How to use jetty plugin properties?

Hi, How to use jetty plugin properties? The following piece of code:

[jettyRun, jettyRunWar, jettyStop]*.with {

httpPort = 8887

stopPort = 8081

stopKey = ‘stopKey’

jettyEnvXml = file(‘src/test/resources/jetty-env.xml’) }

generates warning message:

Dynamic properties are deprecated: http://gradle.org/docs/current/dsl/org.gradle.api.plugins.ExtraPropertiesExtension.html Deprecated dynamic property: “httpPort” on “task ‘:client:jettyStop’”, value: “8887”. Deprecated dynamic property: “jettyEnvXml” on “task ‘:server:jettyRunWar’”, value: “/yyy/workspace/d…”. Deprecated dynamic property “httpPort” created in multiple locations. Deprecated dynamic property: “jettyEnvXml” on “task ‘:server:jettyStop’”, value: “/yyy/workspace/d…”.

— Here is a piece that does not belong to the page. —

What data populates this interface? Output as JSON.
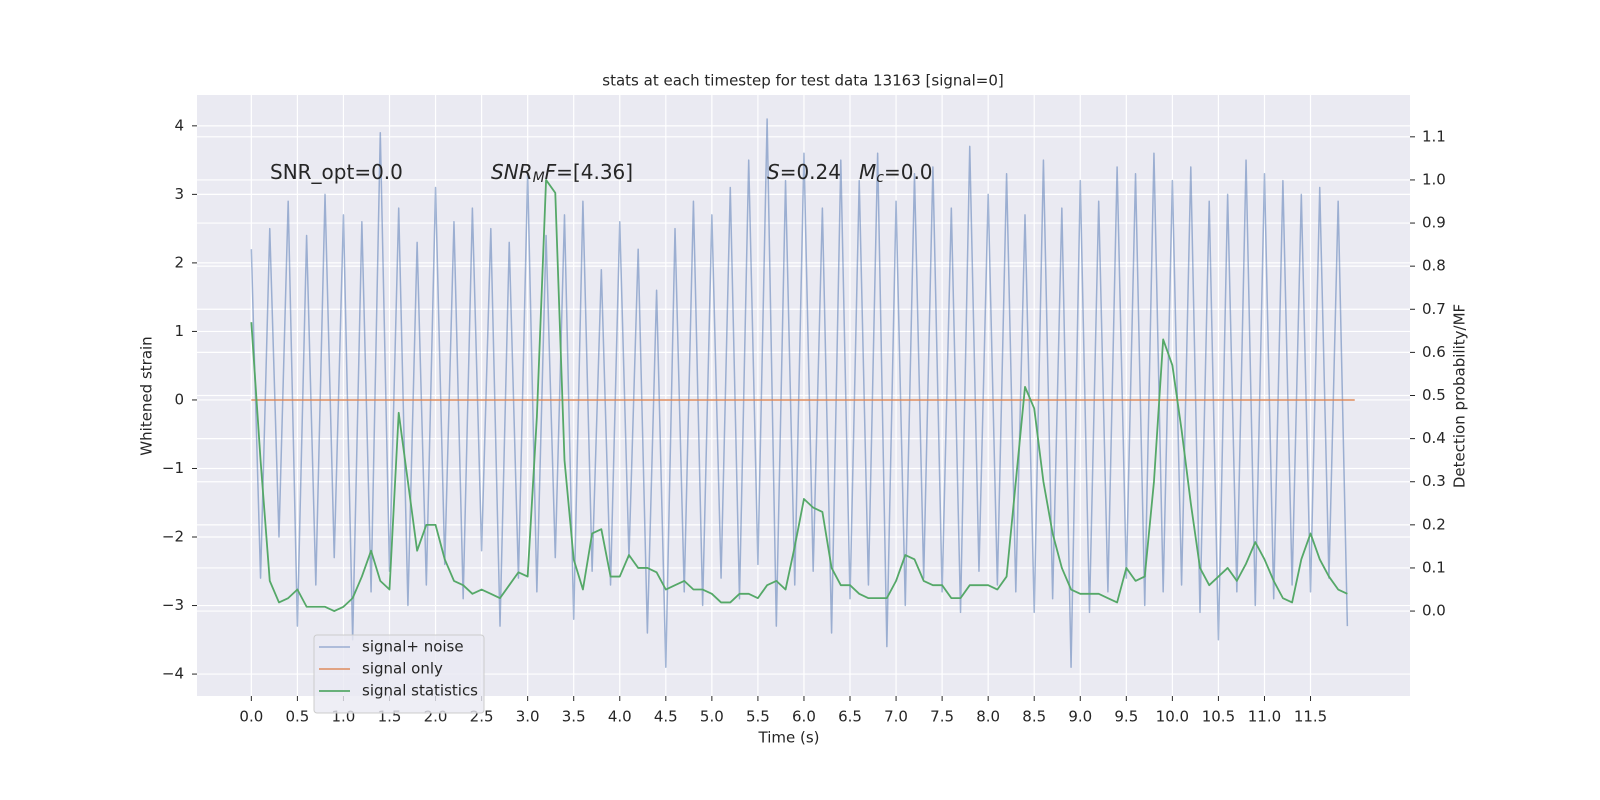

Hello Opal, The jetty plugin ships with three convention properties, that can be directly configured in the buildscript:

httpPort = 8887
 stopPort = 8081
 stopKey = 'stopKey'

The jettyEnvXml property is only available for the jettyRun task. to configure the jettyRun task to use your jetty-env.xml file you can do:

jettyRun{
     jettyEnvXml = file('src/test/resources/jetty-env.xml')
}

Gradle allows the creation of dynamic properties. If a property does not yet exist, it will be created. An example:

In your example snippet you try to set the httpPort on the jettyStop task. As the httpPort property does not exist for the jettyStop task (see dsl reference at http://gradle.org/docs/current/dsl/org.gradle.api.plugins.jetty.JettyStop.html) groovy dynamically creates this object. As we changed this default behaviour to avoid accidently created properties, the deprecation warning is written.

regards, René

Thanks for exhaustive and useful response.